D’une façon parfaitement constante, la jurisprudence considère que le paiement des commissions de l’agent commercial est une obligation essentielle du mandant. S’il s’abstient de lui régler normalement ses commissions, les juges considèrent qu’il créée les circonstances d’une rupture de fait des relations contractuelles.

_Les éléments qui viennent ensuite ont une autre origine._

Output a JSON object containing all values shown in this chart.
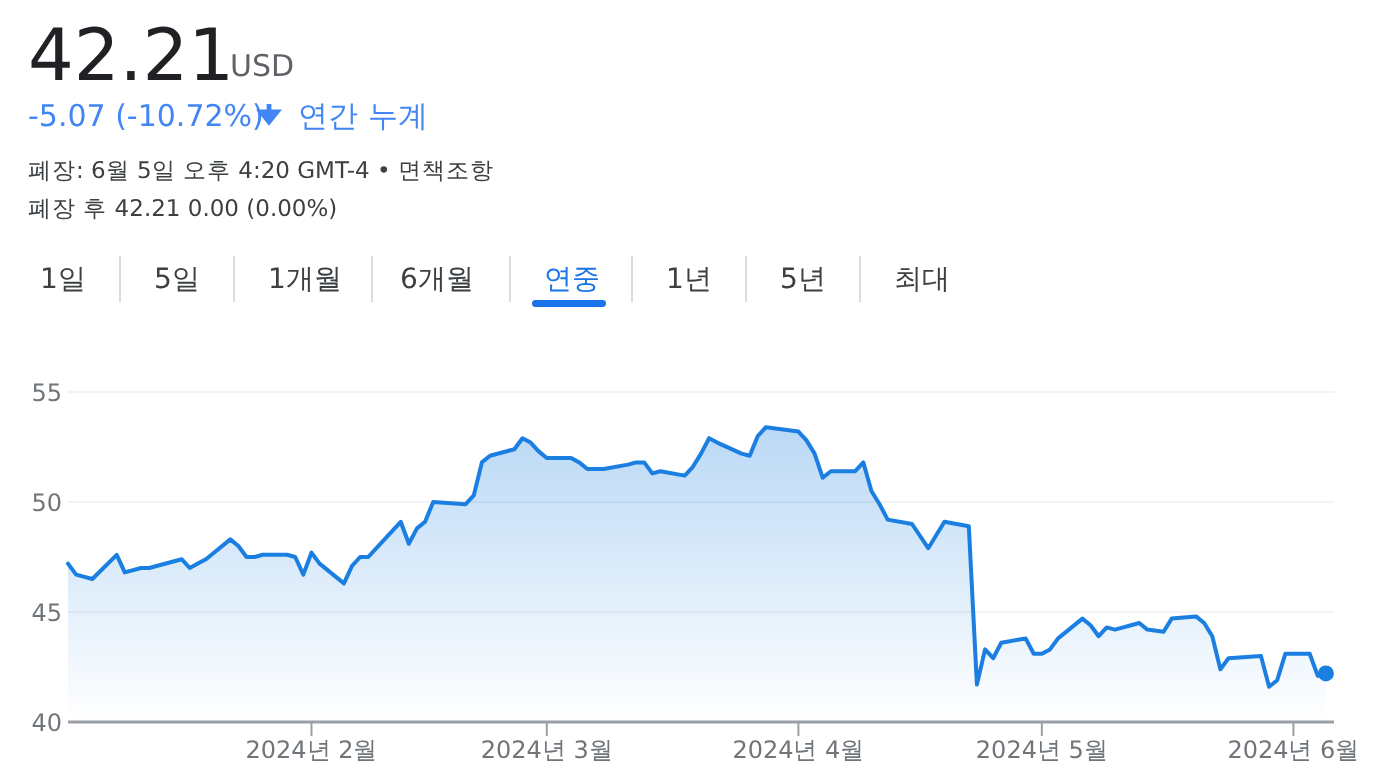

Si de surcroît le mandant occulte volontairement tout ou partie du chiffre d’affaires commissionnable, les juridictions assimilent cette dissimulation à une fraude qui rend inéluctable le prononcé de la rupture du contrat aux torts exclusifs du mandant, ce qui l’oblige à indemniser l’agent du préjudice subi (CA Paris Chambre 5-Pôle 5, 3 avril 2025 JP Bailly/Girard Sudron, n° 21/16885 ; Aix-en-Provence 5 décembre 2019 Ets Giambagli/Michelant, n° 2019/407 ; Nîmes 23 janvier 2014 Cavas/Foulquier, n° 12/03220 ; 10 janvier 2013 Benito France/Dauvergne, n° 11/4840).
Tel était bien le cas dans le litige ayant donné lieu à l’arrêt de la Cour de Rennes du 16 septembre 2025. Après avoir relevé qu’il « … résulte des pièces comptables produites par Madame B. à la suite du jugement qu’elle n’a pas imputé à la société Agence Commerciale une part du chiffre d’affaires qui relevait pourtant de son mandat », les juges d’appel en déduisent, à juste titre, « qu’elle n’a pas justifié auprès de son agent commercial des commandes qui relevaient du mandat et qu’elle en a dissimulé de nombreuses. Ces agissements constituent une faute justifiant la résolution du contrat aux torts de Madame B. Cette rupture prendra effet à la date du jugement, le contrat ayant alors pris fin… ».